The NNORC program, one of five such pilot programs across Indiana, was launched in April 2008. Its funding from the Indiana Family and Social Services Administration Division of Aging dries up at the end of this month.

There is a chance that the grant may be renewed, Bordeaux says, but the NNORC steering committee will try to continue the program even if it's not.

The committtee plans to carry on for 90 days "with very reduced staffing," she says. If that doesn't work, she says, "Then we should probably call it quits."

NNORC accomplished much over the past 14 months, Bordeaux says, surveying neighborhoods, establishing goals, securing grants and providing Seniors with some of what they say they need most - convenient access to information, and a feeling of safety in their homes.

NNORC secured funding to make small modifications to a limited number of Seniors' homes and set a goal of improving 10 homes. Seventeen homeowners volunteered to be a part of that project, she says, but one home was disqualified because the scope of the needed modifications was too great.

Each of the remaining 16 homes was equipped with a combination smoke and carbon monoxide detector as well as a fire extinguisher.

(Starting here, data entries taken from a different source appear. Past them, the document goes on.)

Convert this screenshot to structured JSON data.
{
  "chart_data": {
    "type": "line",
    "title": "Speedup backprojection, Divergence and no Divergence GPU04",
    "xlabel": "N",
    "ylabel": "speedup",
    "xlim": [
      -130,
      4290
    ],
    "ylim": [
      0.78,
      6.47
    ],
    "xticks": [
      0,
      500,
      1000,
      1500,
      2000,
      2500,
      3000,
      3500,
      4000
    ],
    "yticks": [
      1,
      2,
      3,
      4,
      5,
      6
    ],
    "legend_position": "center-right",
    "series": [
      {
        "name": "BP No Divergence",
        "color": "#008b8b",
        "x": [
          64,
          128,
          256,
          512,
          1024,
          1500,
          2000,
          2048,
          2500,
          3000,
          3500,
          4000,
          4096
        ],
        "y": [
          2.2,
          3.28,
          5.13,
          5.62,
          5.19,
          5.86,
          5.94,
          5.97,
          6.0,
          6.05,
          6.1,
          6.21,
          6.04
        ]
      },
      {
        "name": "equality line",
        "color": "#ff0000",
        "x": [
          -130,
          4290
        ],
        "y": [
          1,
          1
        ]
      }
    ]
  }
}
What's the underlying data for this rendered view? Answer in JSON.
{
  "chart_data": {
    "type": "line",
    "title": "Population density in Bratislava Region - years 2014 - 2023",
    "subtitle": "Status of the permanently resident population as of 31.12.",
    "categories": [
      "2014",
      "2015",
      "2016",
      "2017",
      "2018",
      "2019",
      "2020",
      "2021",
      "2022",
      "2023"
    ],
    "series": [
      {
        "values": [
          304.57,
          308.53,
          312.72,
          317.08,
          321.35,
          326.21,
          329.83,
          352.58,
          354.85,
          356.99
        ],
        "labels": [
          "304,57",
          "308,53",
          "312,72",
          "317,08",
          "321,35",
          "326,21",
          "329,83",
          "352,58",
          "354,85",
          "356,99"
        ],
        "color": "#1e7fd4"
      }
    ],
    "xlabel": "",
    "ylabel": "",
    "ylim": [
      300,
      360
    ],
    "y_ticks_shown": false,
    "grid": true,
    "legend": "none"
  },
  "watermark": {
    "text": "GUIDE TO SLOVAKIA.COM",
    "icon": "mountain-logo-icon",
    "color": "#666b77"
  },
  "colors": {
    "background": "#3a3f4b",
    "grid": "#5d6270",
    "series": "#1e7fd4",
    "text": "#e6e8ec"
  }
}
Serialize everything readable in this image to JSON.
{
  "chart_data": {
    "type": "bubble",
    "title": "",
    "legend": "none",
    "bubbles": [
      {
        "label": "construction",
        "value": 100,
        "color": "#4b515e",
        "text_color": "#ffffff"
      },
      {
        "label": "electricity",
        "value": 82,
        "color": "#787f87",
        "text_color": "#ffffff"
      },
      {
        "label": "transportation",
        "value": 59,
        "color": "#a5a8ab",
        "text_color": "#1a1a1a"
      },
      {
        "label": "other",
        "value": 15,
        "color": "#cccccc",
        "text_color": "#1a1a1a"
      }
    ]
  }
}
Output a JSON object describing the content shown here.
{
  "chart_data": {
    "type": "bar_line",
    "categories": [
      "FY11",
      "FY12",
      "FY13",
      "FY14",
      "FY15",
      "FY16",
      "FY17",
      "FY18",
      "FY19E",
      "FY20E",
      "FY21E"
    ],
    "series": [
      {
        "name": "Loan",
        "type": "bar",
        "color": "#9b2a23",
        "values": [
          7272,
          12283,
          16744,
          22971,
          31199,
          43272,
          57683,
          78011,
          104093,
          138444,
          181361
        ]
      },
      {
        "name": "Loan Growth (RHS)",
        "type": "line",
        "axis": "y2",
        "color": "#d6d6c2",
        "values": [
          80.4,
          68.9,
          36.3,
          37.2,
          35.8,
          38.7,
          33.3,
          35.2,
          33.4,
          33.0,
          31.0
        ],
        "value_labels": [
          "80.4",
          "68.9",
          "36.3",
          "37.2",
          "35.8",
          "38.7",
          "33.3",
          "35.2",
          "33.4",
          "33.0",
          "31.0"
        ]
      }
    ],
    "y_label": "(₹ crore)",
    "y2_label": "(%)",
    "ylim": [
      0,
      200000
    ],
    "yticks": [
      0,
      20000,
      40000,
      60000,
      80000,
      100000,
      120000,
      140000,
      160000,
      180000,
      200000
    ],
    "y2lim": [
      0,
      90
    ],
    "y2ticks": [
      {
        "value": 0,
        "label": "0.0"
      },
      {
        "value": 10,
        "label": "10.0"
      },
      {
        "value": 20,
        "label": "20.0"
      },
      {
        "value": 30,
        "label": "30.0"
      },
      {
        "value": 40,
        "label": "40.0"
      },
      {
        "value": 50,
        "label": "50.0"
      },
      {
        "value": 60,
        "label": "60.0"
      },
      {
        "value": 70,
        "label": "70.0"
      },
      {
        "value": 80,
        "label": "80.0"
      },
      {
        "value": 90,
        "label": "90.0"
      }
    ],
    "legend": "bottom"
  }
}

Modifications to each home were cus-tomized to meet individual homeowners' needs and included a new electrical breaker box, stair railings, ramps and grab bars.

Eleven homes are completed, Bordeaux says, and the remainder will be completed by the end of June.
NNORC's second goal, that of providing ready access to information, was accomplished in part through newsletters and a renewed push to publicize the 2-1-1 emergency phone number, where Hoosiers can call for non-emergency information assistance, legal aid and more.

The major project, though, is developing a central information resource at the Huntington City-Township Public Library, filled with information specific to Huntington.

That resource center is "almost up and running," Bordeaux says.

The library resource center will be maintained even if NNORC funding disappears, she says, as will newsletters, seminars and workshops

"I think we can do some pretty significant things in a small way," Bordeaux says.